Le 15 août, les ambassadeurs se rendirent à Notre-Dame pour voir la procession qui se fait tous les ans le jour de l'Assomption.
Le roi étant entièrement guéri, il donna audience aux ambassadeurs le 1er septembre. Le sieur de Bonneuil conduisit, dans les carrosses du roi et de madame la dauphine, à l'hôtel des ambassadeurs, le maréchal de La Feuillade, qu'il avoit été prendre chez lui. Les ambassadeurs vinrent au devant de lui, mais le maréchal ne voulut point entrer dans leur appartement; il reçut leurs compliments sur les degrés, et les pria, parce que l'heure pressoit, de monter dans les carrosses du roi, de peur d'arriver trop tard. Chacun prit la même place qu'il avoit occupée le jour de l'entrée, dans la marche de Paris à Versailles.
Le roi, en envoyant le maréchal de La Feuillade, voulut les recevoir moins bien que les autres ambassadeurs des têtes couronnées, à qui il envoie des princes étrangers, les jours qu'ils ont leur première audience: on leur fit valoir le titre de colonel des gardes que le duc de La Feuillade possédoit.
Sur les dix heures, les ambassadeurs, arrivés à Versailles, trouvèrent dans l'avant-cour du château les gardes françaises et suisses sous les armes, tant celle qui relevoit que celle qui devoit être relevée, tambours appelants[156]. Ils mirent pied à terre à la salle de descente des ambassadeurs; ils attendirent l'heure de l'audience.

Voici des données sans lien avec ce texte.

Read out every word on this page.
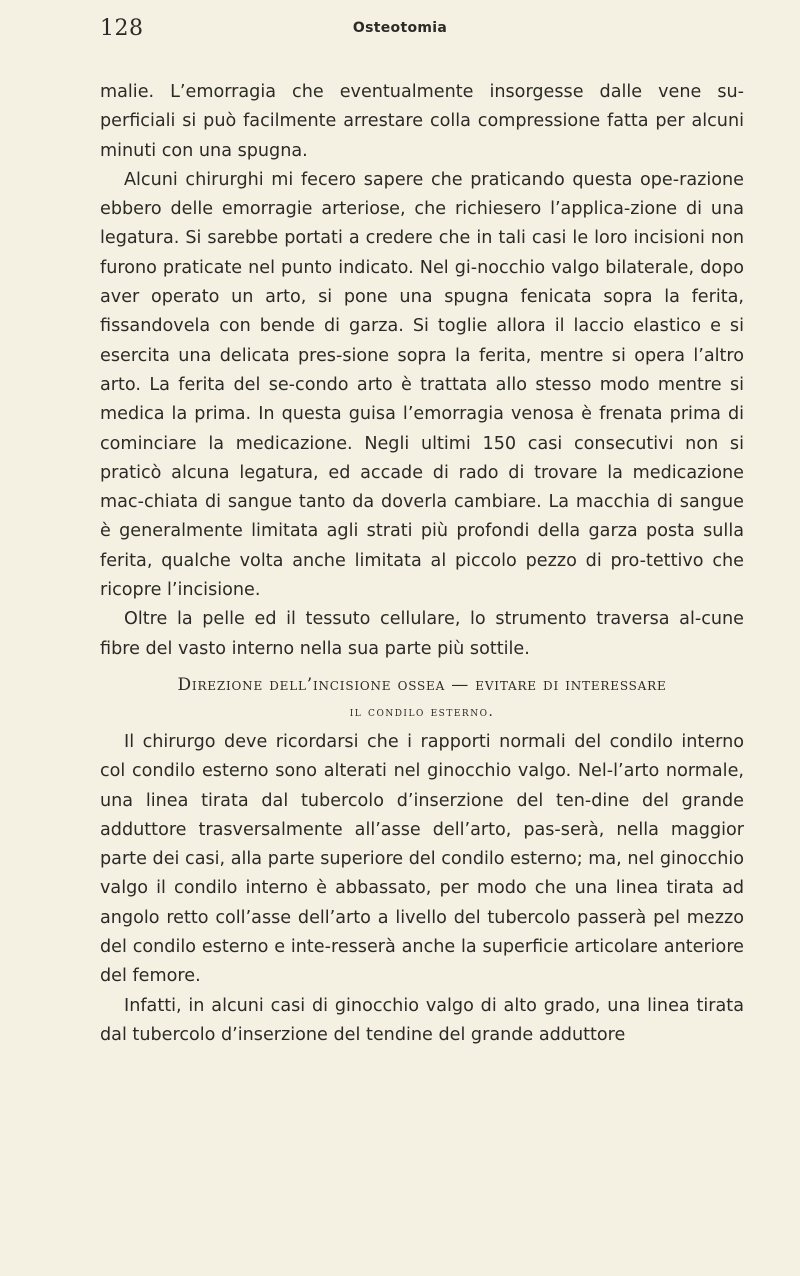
128	Osteotomia

malie. L’emorragia che eventualmente insorgesse dalle vene su-perficiali si può facilmente arrestare colla compressione fatta per alcuni minuti con una spugna.

Alcuni chirurghi mi fecero sapere che praticando questa ope-razione ebbero delle emorragie arteriose, che richiesero l’applica-zione di una legatura. Si sarebbe portati a credere che in tali casi le loro incisioni non furono praticate nel punto indicato. Nel gi-nocchio valgo bilaterale, dopo aver operato un arto, si pone una spugna fenicata sopra la ferita, fissandovela con bende di garza. Si toglie allora il laccio elastico e si esercita una delicata pres-sione sopra la ferita, mentre si opera l’altro arto. La ferita del se-condo arto è trattata allo stesso modo mentre si medica la prima. In questa guisa l’emorragia venosa è frenata prima di cominciare la medicazione. Negli ultimi 150 casi consecutivi non si praticò alcuna legatura, ed accade di rado di trovare la medicazione mac-chiata di sangue tanto da doverla cambiare. La macchia di sangue è generalmente limitata agli strati più profondi della garza posta sulla ferita, qualche volta anche limitata al piccolo pezzo di pro-tettivo che ricopre l’incisione.

Oltre la pelle ed il tessuto cellulare, lo strumento traversa al-cune fibre del vasto interno nella sua parte più sottile.

Direzione dell’incisione ossea — evitare di interessare
il condilo esterno.

Il chirurgo deve ricordarsi che i rapporti normali del condilo interno col condilo esterno sono alterati nel ginocchio valgo. Nel-l’arto normale, una linea tirata dal tubercolo d’inserzione del ten-dine del grande adduttore trasversalmente all’asse dell’arto, pas-serà, nella maggior parte dei casi, alla parte superiore del condilo esterno; ma, nel ginocchio valgo il condilo interno è abbassato, per modo che una linea tirata ad angolo retto coll’asse dell’arto a livello del tubercolo passerà pel mezzo del condilo esterno e inte-resserà anche la superficie articolare anteriore del femore.

Infatti, in alcuni casi di ginocchio valgo di alto grado, una linea tirata dal tubercolo d’inserzione del tendine del grande adduttore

Après s'être lavés selon leur coutume, ils mirent des bonnets de mousseline, faits en pyramides, au bas desquels étoient des couronnes d'or larges de deux doigts, qui marquoient leurs dignités; de ces couronnes, il sortoit des fleurs, des feuilles d'or minces, ou quelques rubis en forme de grains. Ces feuilles étoient si légères, que le moindre mouvement les agitoit. Le troisième ambassadeur n'avoit point de fleurs au cercle d'or de sa couronne. Les huit mandarins avoient une pareille coiffure de mousseline sans couronne.
On avoit préparé au bout de la grande galerie du château, du côté de l'appartement de Mme la dauphine, un trône élevé de six degrés, le tout couvert d'un tapis de Perse à fond d'or, enrichi de fleurs d'argent et de soie. Sur les degrés, on avoit placé de grandes torchères et de grands guéridons d'argent; au bas du trône, à droite et à gauche, en avant, on avoit mis, d'espace en espace, de grandes cassolettes d'argent, chargées de vases d'argent. On avoit ménagé un espace vide de quatre à cinq toises, où les mandarins qui étoient à la suite des ambassadeurs pussent être pendant l'audience, sans être pressés par les courtisans[157].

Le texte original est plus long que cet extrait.